Friday, January 24, 2025

Trends of K dwarfs

K dwarfs get a lot of attention for habitability-prospects. Also, there are simply a lot of them, not least because none of them have burned out yet like the oldest G dwarfs are starting to. Anyway: David Moore is looking at trends.

The Habitable-Zones (HZ) around red M dwarfs can usually be counted-on to cough up some planets, if tidally locked and irradiated planets. K dwarf HZs, perhaps with nicer HZs, also unfortunately (for observers) have further-out HZs: between 0.26 to 1.04 AU depending on how big the K primary. It takes longer to detect gravitational swings on the star, the massratio gets difficult, and hardly any will transit. So what we've found runs superEarth on-up.

If they don't have a superEarth or Neptunian, what can we speculate about what we don't see - is Moore's aim.

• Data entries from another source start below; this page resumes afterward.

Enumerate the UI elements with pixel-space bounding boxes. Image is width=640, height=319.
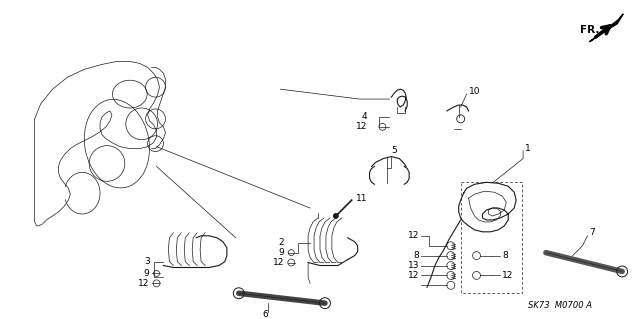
Text: 2: 2 [278, 238, 284, 247]
Text: 11: 11 [356, 194, 367, 203]
Text: 5: 5 [391, 146, 397, 155]
Text: 1: 1 [525, 144, 531, 153]
Text: 4: 4 [362, 112, 367, 122]
Text: 9: 9 [144, 269, 150, 278]
Text: SK73  M0700 A: SK73 M0700 A [528, 300, 592, 310]
Text: 13: 13 [408, 261, 419, 270]
Text: 10: 10 [468, 87, 480, 96]
Text: 3: 3 [144, 257, 150, 266]
Polygon shape [589, 14, 623, 42]
Text: 7: 7 [589, 228, 595, 237]
Text: 12: 12 [408, 271, 419, 280]
Text: 9: 9 [278, 248, 284, 257]
Text: 6: 6 [262, 309, 268, 319]
Text: 12: 12 [502, 271, 514, 280]
Text: 12: 12 [138, 279, 150, 288]
Text: 12: 12 [273, 258, 284, 267]
Text: 8: 8 [413, 251, 419, 260]
Circle shape [333, 213, 339, 219]
Text: 8: 8 [502, 251, 508, 260]
Text: 12: 12 [356, 122, 367, 131]
Text: FR.: FR. [580, 25, 600, 35]
Text: 12: 12 [408, 231, 419, 240]
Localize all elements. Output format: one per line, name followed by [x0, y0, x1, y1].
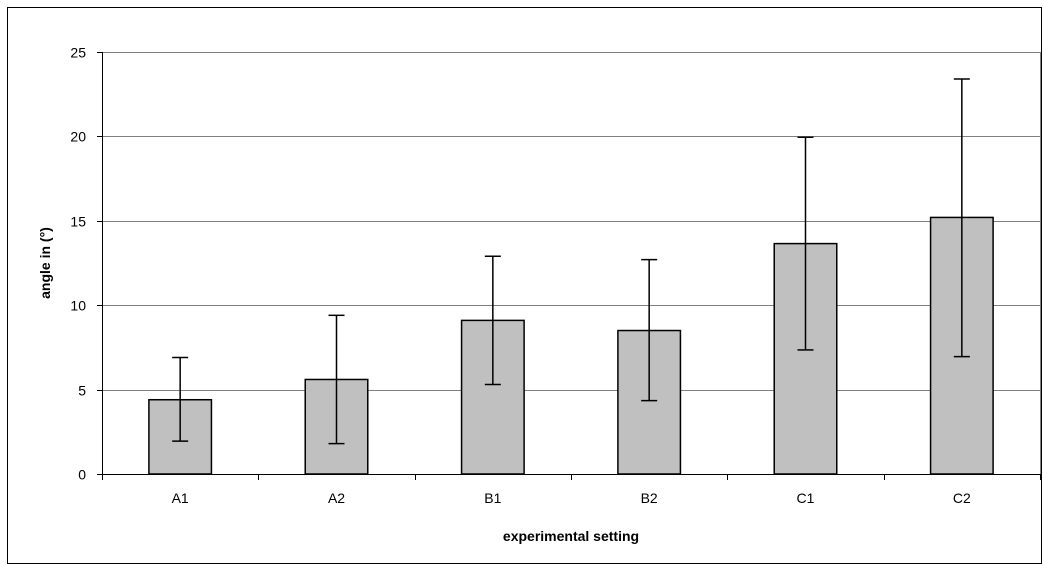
x-tick-label-C1: C1 — [797, 490, 815, 506]
x-tick-label-A2: A2 — [328, 490, 345, 506]
y-tick-label-15: 15 — [70, 214, 86, 230]
y-tick-label-0: 0 — [78, 467, 86, 483]
x-tick-labels: A1 A2 B1 B2 C1 C2 — [172, 490, 971, 506]
y-axis-title: angle in (°) — [37, 227, 53, 299]
y-tick-label-25: 25 — [70, 45, 86, 61]
x-axis-title: experimental setting — [503, 528, 639, 544]
x-tick-label-A1: A1 — [172, 490, 189, 506]
chart-border — [7, 7, 1042, 564]
error-bars — [172, 78, 970, 445]
y-tick-label-10: 10 — [70, 298, 86, 314]
y-tick-label-5: 5 — [78, 383, 86, 399]
gridlines — [102, 52, 1041, 474]
axes — [97, 52, 1041, 480]
x-tick-label-B1: B1 — [484, 490, 501, 506]
x-tick-label-B2: B2 — [641, 490, 658, 506]
y-tick-labels: 0 5 10 15 20 25 — [70, 45, 86, 483]
x-tick-label-C2: C2 — [953, 490, 971, 506]
y-tick-label-20: 20 — [70, 129, 86, 145]
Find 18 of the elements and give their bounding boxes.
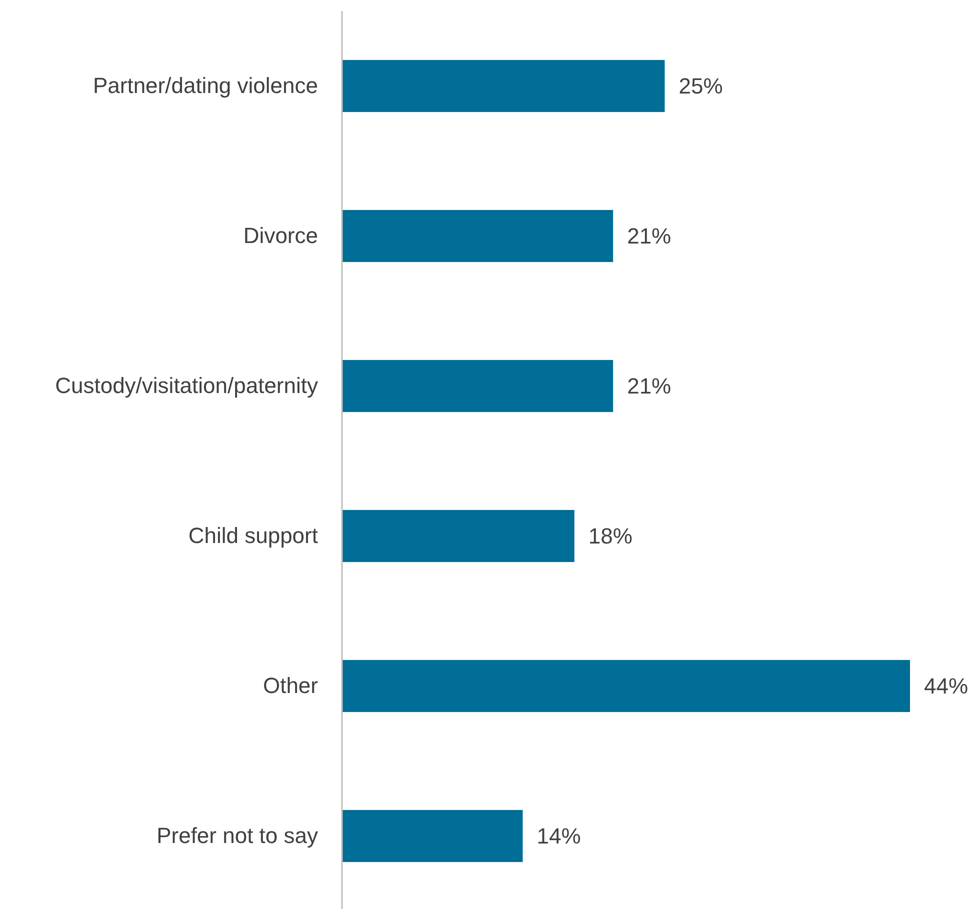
data-label: 25% <box>678 74 723 99</box>
bar <box>342 810 523 862</box>
y-tick-label: Divorce <box>243 223 318 248</box>
bar <box>342 60 665 112</box>
y-tick-label: Custody/visitation/paternity <box>55 373 318 398</box>
bar <box>342 360 614 412</box>
bar <box>342 660 910 712</box>
y-tick-label: Prefer not to say <box>156 823 318 848</box>
data-label: 44% <box>924 674 968 699</box>
y-tick-label: Other <box>262 673 318 698</box>
y-tick-label: Child support <box>188 523 318 548</box>
bar <box>342 510 574 562</box>
data-label: 14% <box>536 824 581 849</box>
y-tick-label: Partner/dating violence <box>92 73 318 98</box>
data-label: 21% <box>627 374 672 399</box>
bar <box>342 210 614 262</box>
data-label: 21% <box>627 224 672 249</box>
data-label: 18% <box>588 524 632 549</box>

We have a control-set of sorts: TRAPPIST-1, which is M not K. Its worlds are different: mutually-resonant. Pace Moore these, I think, formed in-situ. Moore further claims 20% water-ice. I doubt for the inner ones, even if they were migrates; T-1b is hardly steampunk. But f-g-h could hold it on their dark sides.

For Ks, where not resonant, Moore is finding a lot of planetary migration. 3-6 M supervulcans dominate the ten-day-year zone, which can't be formed in-situ. There's plenty of room in that HZ, but they'd have to have migrated too.

For the migrates I expect waterworlds and carbonworlds. Exception: if the hot innermost planet is a Hot Jupiter. These can scatter protoplanetary rubble such that said rubble then forms in the HZ, citing Martyn (with y) Fogg's PhD-in-progress. That second-generation planet wouldn't own a lot of water.